À l’époque, les matchs se déroulaient au Stade Marcel-Saupin, en bord de Loire, où un public populaire, sorti des usines environnantes, venait chaque semaine se délecter des buts de Philippe Gondet. Le stade existe toujours aujourd’hui, comme témoignage d’un passé glorieux, et a fait l’objet d’un projet original, celui de conserver son terrain sportif et de proposer des espaces de bureaux.
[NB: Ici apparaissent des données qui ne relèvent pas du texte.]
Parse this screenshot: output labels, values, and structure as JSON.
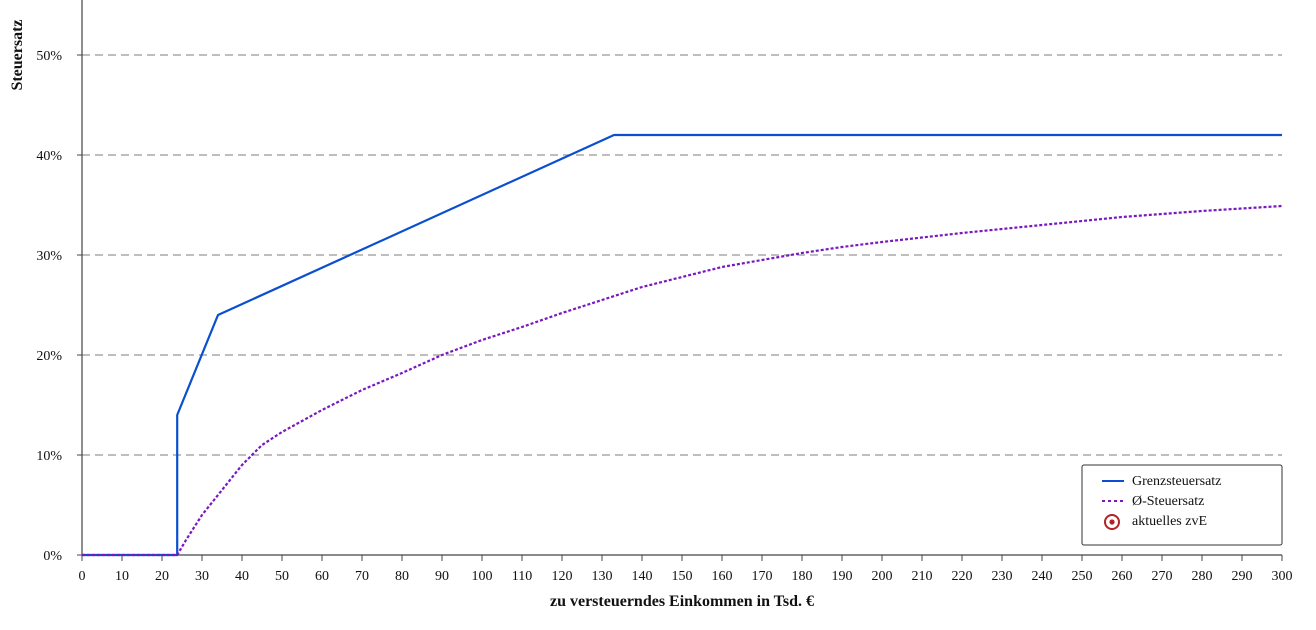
{
  "chart_data": {
    "type": "line",
    "xlabel": "zu versteuerndes Einkommen in Tsd. €",
    "ylabel": "Steuersatz",
    "xlim": [
      0,
      300
    ],
    "ylim": [
      0,
      0.55
    ],
    "x_ticks": [
      "0",
      "10",
      "20",
      "30",
      "40",
      "50",
      "60",
      "70",
      "80",
      "90",
      "100",
      "110",
      "120",
      "130",
      "140",
      "150",
      "160",
      "170",
      "180",
      "190",
      "200",
      "210",
      "220",
      "230",
      "240",
      "250",
      "260",
      "270",
      "280",
      "290",
      "300"
    ],
    "y_ticks": [
      {
        "value": 0,
        "label": "0%"
      },
      {
        "value": 0.1,
        "label": "10%"
      },
      {
        "value": 0.2,
        "label": "20%"
      },
      {
        "value": 0.3,
        "label": "30%"
      },
      {
        "value": 0.4,
        "label": "40%"
      },
      {
        "value": 0.5,
        "label": "50%"
      }
    ],
    "grid": "horizontal dashed",
    "legend_position": "bottom-right",
    "series": [
      {
        "name": "Grenzsteuersatz",
        "color": "#0a4fd1",
        "style": "solid",
        "points": [
          [
            0,
            0
          ],
          [
            23.8,
            0
          ],
          [
            23.8,
            0.14
          ],
          [
            34,
            0.24
          ],
          [
            133,
            0.42
          ],
          [
            300,
            0.42
          ]
        ]
      },
      {
        "name": "Ø-Steuersatz",
        "color": "#7a18c0",
        "style": "dotted",
        "points": [
          [
            0,
            0
          ],
          [
            23.8,
            0
          ],
          [
            26,
            0.015
          ],
          [
            30,
            0.04
          ],
          [
            35,
            0.065
          ],
          [
            40,
            0.09
          ],
          [
            45,
            0.11
          ],
          [
            50,
            0.123
          ],
          [
            60,
            0.145
          ],
          [
            70,
            0.165
          ],
          [
            80,
            0.182
          ],
          [
            90,
            0.2
          ],
          [
            100,
            0.215
          ],
          [
            110,
            0.228
          ],
          [
            120,
            0.242
          ],
          [
            130,
            0.255
          ],
          [
            140,
            0.268
          ],
          [
            150,
            0.278
          ],
          [
            160,
            0.288
          ],
          [
            170,
            0.295
          ],
          [
            180,
            0.302
          ],
          [
            190,
            0.308
          ],
          [
            200,
            0.313
          ],
          [
            220,
            0.322
          ],
          [
            240,
            0.33
          ],
          [
            260,
            0.338
          ],
          [
            280,
            0.344
          ],
          [
            300,
            0.349
          ]
        ]
      }
    ],
    "legend": [
      {
        "label": "Grenzsteuersatz",
        "marker": "solid-line",
        "color": "#0a4fd1"
      },
      {
        "label": "Ø-Steuersatz",
        "marker": "dotted-line",
        "color": "#7a18c0"
      },
      {
        "label": "aktuelles zvE",
        "marker": "target-circle",
        "color": "#b22222"
      }
    ]
  }
}
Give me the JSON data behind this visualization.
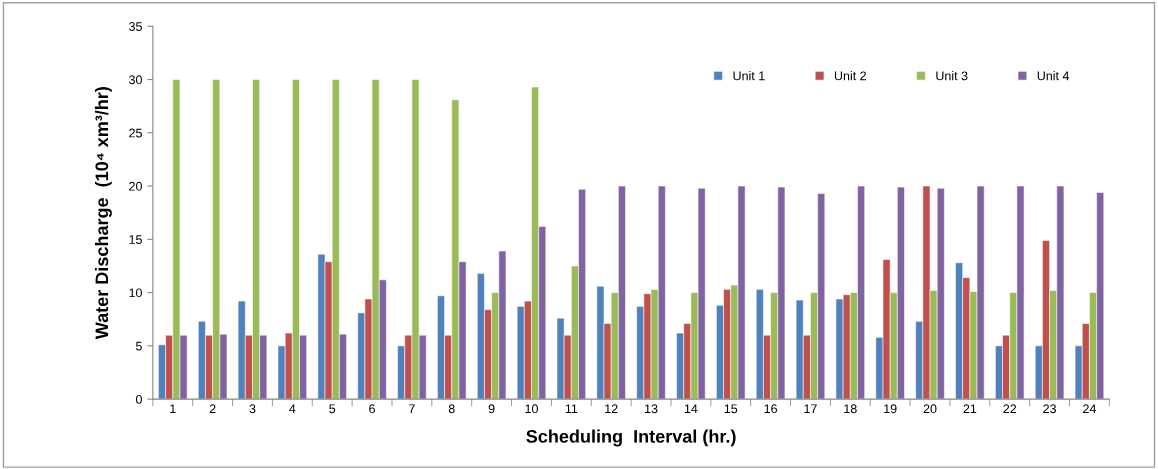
{
  "chart_data": {
    "type": "bar",
    "xlabel": "Scheduling  Interval (hr.)",
    "ylabel": "Water Discharge  (10⁴ xm³/hr)",
    "categories": [
      "1",
      "2",
      "3",
      "4",
      "5",
      "6",
      "7",
      "8",
      "9",
      "10",
      "11",
      "12",
      "13",
      "14",
      "15",
      "16",
      "17",
      "18",
      "19",
      "20",
      "21",
      "22",
      "23",
      "24"
    ],
    "series": [
      {
        "name": "Unit 1",
        "color": "#4f81bd",
        "values": [
          5.1,
          7.3,
          9.2,
          5.0,
          13.6,
          8.1,
          5.0,
          9.7,
          11.8,
          8.7,
          7.6,
          10.6,
          8.7,
          6.2,
          8.8,
          10.3,
          9.3,
          9.4,
          5.8,
          7.3,
          12.8,
          5.0,
          5.0,
          5.0
        ]
      },
      {
        "name": "Unit 2",
        "color": "#c0504d",
        "values": [
          6,
          6,
          6,
          6.2,
          12.9,
          9.4,
          6,
          6,
          8.4,
          9.2,
          6,
          7.1,
          9.9,
          7.1,
          10.3,
          6,
          6,
          9.8,
          13.1,
          20,
          11.4,
          6,
          14.9,
          7.1
        ]
      },
      {
        "name": "Unit 3",
        "color": "#9bbb59",
        "values": [
          30,
          30,
          30,
          30,
          30,
          30,
          30,
          28.1,
          10,
          29.3,
          12.5,
          10,
          10.3,
          10,
          10.7,
          10,
          10,
          10,
          10,
          10.2,
          10.1,
          10,
          10.2,
          10
        ]
      },
      {
        "name": "Unit 4",
        "color": "#8064a2",
        "values": [
          6,
          6.1,
          6,
          6,
          6.1,
          11.2,
          6,
          12.9,
          13.9,
          16.2,
          19.7,
          20,
          20,
          19.8,
          20,
          19.9,
          19.3,
          20,
          19.9,
          19.8,
          20,
          20,
          20,
          19.4
        ]
      }
    ],
    "ylim": [
      0,
      35
    ],
    "yticks": [
      0,
      5,
      10,
      15,
      20,
      25,
      30,
      35
    ],
    "grid": false,
    "legend": "top right"
  }
}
À l’occasion, prenez le temps de vous y balader pour vous imprégner de ces souvenirs, et finissez votre séquence nostalgie par un verre en terrasse à la brasserie La Passerelle de Marcel, tenue par un ancien canari, Vincent Bracigliano.
Et José Touré alors ! Quel joueur ! Le Dandy se connecte à YouTube pour visionner une nouvelle fois ce but de légende inscrit par le « Brésilien » en finale de la Coupe de France 1983. Et un Brésilien jouant en jaune et vert, en auriverde, ça ne peut être qu’un vrai, même formé à la Jonelière…
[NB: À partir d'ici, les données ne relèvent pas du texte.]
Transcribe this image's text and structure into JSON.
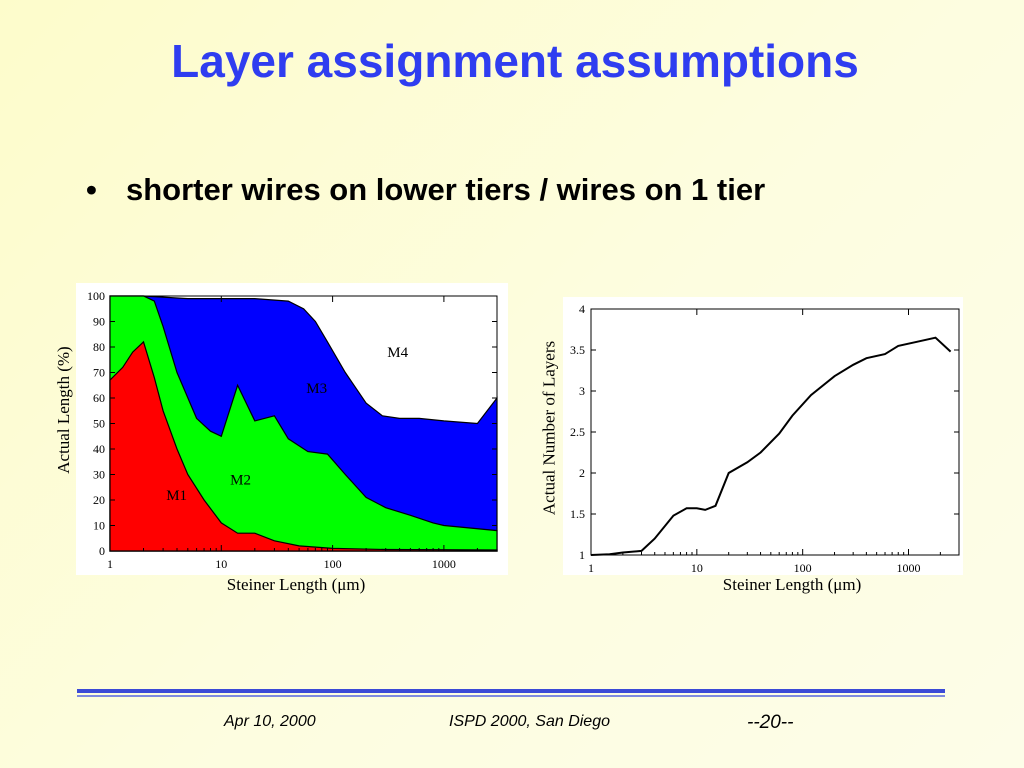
{
  "slide": {
    "title": "Layer assignment assumptions",
    "bullet_symbol": "•",
    "bullet": "shorter wires on lower tiers / wires on 1 tier"
  },
  "footer": {
    "date": "Apr 10, 2000",
    "venue": "ISPD 2000, San Diego",
    "page": "--20--"
  },
  "colors": {
    "title": "#2f3df0",
    "M1": "#ff0000",
    "M2": "#00ff00",
    "M3": "#0000ff",
    "M4": "#ffffff",
    "rule": "#3b4ad6"
  },
  "chart_data": [
    {
      "type": "area",
      "stacked": true,
      "x_scale": "log",
      "xlabel": "Steiner Length (μm)",
      "ylabel": "Actual Length (%)",
      "xlim": [
        1,
        3000
      ],
      "ylim": [
        0,
        100
      ],
      "x_ticks": [
        "1",
        "10",
        "100",
        "1000"
      ],
      "y_ticks": [
        "0",
        "10",
        "20",
        "30",
        "40",
        "50",
        "60",
        "70",
        "80",
        "90",
        "100"
      ],
      "boundaries": [
        {
          "name": "M1",
          "points": [
            [
              1,
              67
            ],
            [
              1.3,
              72
            ],
            [
              1.6,
              78
            ],
            [
              2.0,
              82
            ],
            [
              2.5,
              68
            ],
            [
              3.0,
              55
            ],
            [
              4.0,
              40
            ],
            [
              5.0,
              30
            ],
            [
              7.0,
              20
            ],
            [
              10,
              11
            ],
            [
              14,
              7
            ],
            [
              20,
              7
            ],
            [
              30,
              4
            ],
            [
              50,
              2
            ],
            [
              100,
              1
            ],
            [
              300,
              0.6
            ],
            [
              1000,
              0.5
            ],
            [
              3000,
              0.4
            ]
          ]
        },
        {
          "name": "M2",
          "points": [
            [
              1,
              100
            ],
            [
              2.0,
              100
            ],
            [
              2.5,
              98
            ],
            [
              3.0,
              88
            ],
            [
              4.0,
              70
            ],
            [
              6.0,
              52
            ],
            [
              8.0,
              47
            ],
            [
              10,
              45
            ],
            [
              14,
              65
            ],
            [
              20,
              51
            ],
            [
              30,
              53
            ],
            [
              40,
              44
            ],
            [
              60,
              39
            ],
            [
              90,
              38
            ],
            [
              130,
              30
            ],
            [
              200,
              21
            ],
            [
              300,
              17
            ],
            [
              500,
              14
            ],
            [
              800,
              11
            ],
            [
              1000,
              10
            ],
            [
              3000,
              8
            ]
          ]
        },
        {
          "name": "M3",
          "points": [
            [
              1,
              100
            ],
            [
              2.0,
              100
            ],
            [
              5.0,
              99
            ],
            [
              10,
              99
            ],
            [
              20,
              99
            ],
            [
              40,
              98
            ],
            [
              55,
              95
            ],
            [
              70,
              90
            ],
            [
              90,
              82
            ],
            [
              130,
              70
            ],
            [
              200,
              58
            ],
            [
              280,
              53
            ],
            [
              400,
              52
            ],
            [
              600,
              52
            ],
            [
              1000,
              51
            ],
            [
              2000,
              50
            ],
            [
              3000,
              60
            ]
          ]
        }
      ],
      "series": [
        {
          "name": "M1",
          "label": "M1"
        },
        {
          "name": "M2",
          "label": "M2"
        },
        {
          "name": "M3",
          "label": "M3"
        },
        {
          "name": "M4",
          "label": "M4"
        }
      ]
    },
    {
      "type": "line",
      "x_scale": "log",
      "xlabel": "Steiner Length (μm)",
      "ylabel": "Actual Number of Layers",
      "xlim": [
        1,
        3000
      ],
      "ylim": [
        1,
        4
      ],
      "x_ticks": [
        "1",
        "10",
        "100",
        "1000"
      ],
      "y_ticks": [
        "1",
        "1.5",
        "2",
        "2.5",
        "3",
        "3.5",
        "4"
      ],
      "series": [
        {
          "points": [
            [
              1,
              1.0
            ],
            [
              1.5,
              1.01
            ],
            [
              2,
              1.03
            ],
            [
              3,
              1.05
            ],
            [
              4,
              1.2
            ],
            [
              6,
              1.48
            ],
            [
              8,
              1.57
            ],
            [
              10,
              1.57
            ],
            [
              12,
              1.55
            ],
            [
              15,
              1.6
            ],
            [
              20,
              2.0
            ],
            [
              30,
              2.13
            ],
            [
              40,
              2.25
            ],
            [
              60,
              2.48
            ],
            [
              80,
              2.7
            ],
            [
              120,
              2.95
            ],
            [
              200,
              3.18
            ],
            [
              300,
              3.32
            ],
            [
              400,
              3.4
            ],
            [
              600,
              3.45
            ],
            [
              800,
              3.55
            ],
            [
              1200,
              3.6
            ],
            [
              1800,
              3.65
            ],
            [
              2500,
              3.48
            ]
          ]
        }
      ]
    }
  ]
}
La Jonelière justement, parlons-en. Le laboratoire du jeu à la nantaise, la pépinière ayant vu « naître » la plupart des joueurs mentionnés ci-dessus. Un centre de formation qui fut très longtemps une référence mondiale. Pour l’anecdote, la Jonelière fut même le théâtre d’une rencontre improbable entre le FC Nantes et… les Wailers de Bob Marley au tout début des années 80 ! À la clé, une victoire des locaux, mais un très bon niveau technique observé chez leurs adversaires jamaïcains…
Dans le cœur du Dandy, les grandes équipes ne meurent jamais et celle du FC Nantes est, assurément, grande. S’en tenant au précepte cher à Jean-Claude Suaudeau : « celui qui renonce à être meilleur, cesse déjà d’être bon ».